セクハラとか

法律相談をしていると,「セクハラを受けました。」という相談がときどきあります。しかし,この,セクハラという言葉,内容が明確でなく,法律相談で使うには注意が必要です。
私が事務所で使っている判例秘書で検索してみると,「セクシャルハラスメント」と明言して違法判断をしたのは,金沢地方裁判所輪島支部平成6年5月26日判決でした(労働判例650号8頁)。事案を読んでみると,胸を触ろうとしたり抱きついたりで,何も「セクシャルハラスメント」と言わなくても,「強制わいせつ」などの言葉を使えば十分と思えるような事案でした。

これに対し,犯罪に至らないような性的な行為,例えば上司が異性の部下を口説く行為は,それが真摯な申入れである限り,何ら違法ではありません。酒席での猥談も,個人への執拗な攻撃になっていなければ,違法にはならないでしょう。

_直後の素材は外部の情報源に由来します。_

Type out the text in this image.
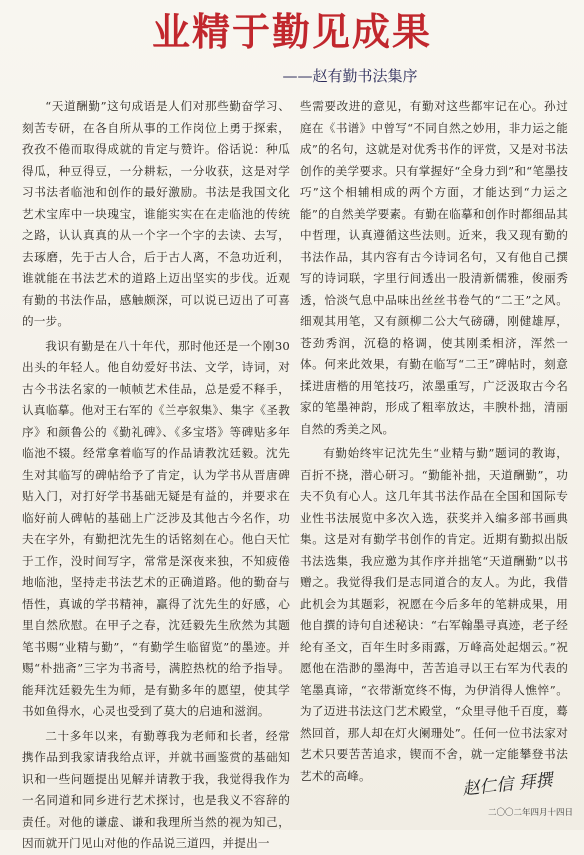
业精于勤见成果
——赵有勤书法集序

“天道酬勤”这句成语是人们对那些勤奋学习、刻苦专研，在各自所从事的工作岗位上勇于探索，孜孜不倦而取得成就的肯定与赞许。俗话说：种瓜得瓜，种豆得豆，一分耕耘，一分收获，这是对学习书法者临池和创作的最好激励。书法是我国文化艺术宝库中一块瑰宝，谁能实实在在走临池的传统之路，认认真真的从一个字一个字的去读、去写，去琢磨，先于古人合，后于古人离，不急功近利，谁就能在书法艺术的道路上迈出坚实的步伐。近观有勤的书法作品，感触颇深，可以说已迈出了可喜的一步。

我识有勤是在八十年代，那时他还是一个刚30出头的年轻人。他自幼爱好书法、文学，诗词，对古今书法名家的一帧帧艺术佳品，总是爱不释手，认真临摹。他对王右军的《兰亭叙集》、集字《圣教序》和颜鲁公的《勤礼碑》、《多宝塔》等碑贴多年临池不辍。经常拿着临写的作品请教沈廷毅。沈先生对其临写的碑帖给予了肯定，认为学书从晋唐碑贴入门，对打好学书基础无疑是有益的，并要求在临好前人碑帖的基础上广泛涉及其他古今名作，功夫在字外，有勤把沈先生的话铭刻在心。他白天忙于工作，没时间写字，常常是深夜来独，不知疲倦地临池，坚持走书法艺术的正确道路。他的勤奋与悟性，真诚的学书精神，赢得了沈先生的好感，心里自然欣慰。在甲子之春，沈廷毅先生欣然为其题笔书赐“业精与勤”，“有勤学生临留览”的墨迹。并赐“朴拙斋”三字为书斋号，满腔热枕的给予指导。能拜沈廷毅先生为师，是有勤多年的愿望，使其学书如鱼得水，心灵也受到了莫大的启迪和滋润。

二十多年以来，有勤尊我为老师和长者，经常携作品到我家请我给点评，并就书画鉴赏的基础知识和一些问题提出见解并请教于我，我觉得我作为一名同道和同乡进行艺术探讨，也是我义不容辞的责任。对他的谦虚、谦和我理所当然的视为知己，因而就开门见山对他的作品说三道四，并提出一

些需要改进的意见，有勤对这些都牢记在心。孙过庭在《书谱》中曾写“不同自然之妙用，非力运之能成”的名句，这就是对优秀书作的评赏，又是对书法创作的美学要求。只有掌握好“全身力到”和“笔墨技巧”这个相辅相成的两个方面，才能达到“力运之能”的自然美学要素。有勤在临摹和创作时都细品其中哲理，认真遵循这些法则。近来，我又现有勤的书法作品，其内容有古今诗词名句，又有他自己撰写的诗词联，字里行间透出一股清新儒雅，俊丽秀透，恰淡气息中品味出丝丝书卷气的“二王”之风。细观其用笔，又有颜柳二公大气磅礴，刚健雄厚，苍劲秀润，沉稳的格调，使其刚柔相济，浑然一体。何来此效果，有勤在临写“二王”碑帖时，刻意揉进唐楷的用笔技巧，浓墨重写，广泛汲取古今名家的笔墨神韵，形成了粗率放达，丰腴朴拙，清丽自然的秀美之风。

有勤始终牢记沈先生“业精与勤”题词的教诲，百折不挠，潜心研习。“勤能补拙，天道酬勤”，功夫不负有心人。这几年其书法作品在全国和国际专业性书法展览中多次入选，获奖并入编多部书画典集。这是对有勤学书创作的肯定。近期有勤拟出版书法选集，我应邀为其作序并拙笔“天道酬勤”以书赠之。我觉得我们是志同道合的友人。为此，我借此机会为其题彩，祝愿在今后多年的笔耕成果，用他自撰的诗句自述秘诀：“右军翰墨寻真迹，老子经纶有圣文，百年生时多雨露，万峰高处起烟云。”祝愿他在浩渺的墨海中，苦苦追寻以王右军为代表的笔墨真谛，“衣带渐宽终不悔，为伊消得人憔悴”。为了迈进书法这门艺术殿堂，“众里寻他千百度，蓦然回首，那人却在灯火阑珊处”。任何一位书法家对艺术只要苦苦追求，锲而不舍，就一定能攀登书法艺术的高峰。	赵仁信 拜撰
二〇〇二年四月十四日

思うに卑怯なのは,上司がその地位を利用して異性の部下にアプローチを仕掛けることです。相手は職場の上司です。これを断ると,明日からの職場での関係がぎくしゃくしてしまいます。だから部下は,上司のアプローチを断れません。このような“上司の影響力”を利用して,部下を断れない状況に追い込んでのアプローチなので,卑怯としか言いようがないです。
最近,芸能界で,セクハラの告発が相次いでいます。男として,自分の力を女性に見せたい気持ちは分からないではないです(男はそういうバカな生き物ですから。)。しかし,女性を口説くために権力を振りかざすのは,「強制わいせつ」と何が違うのでしょうか。どちらも相手を逆らえない状況に追い込んで交際を強要する点で同じだと思っているのは,私だけでしょうか。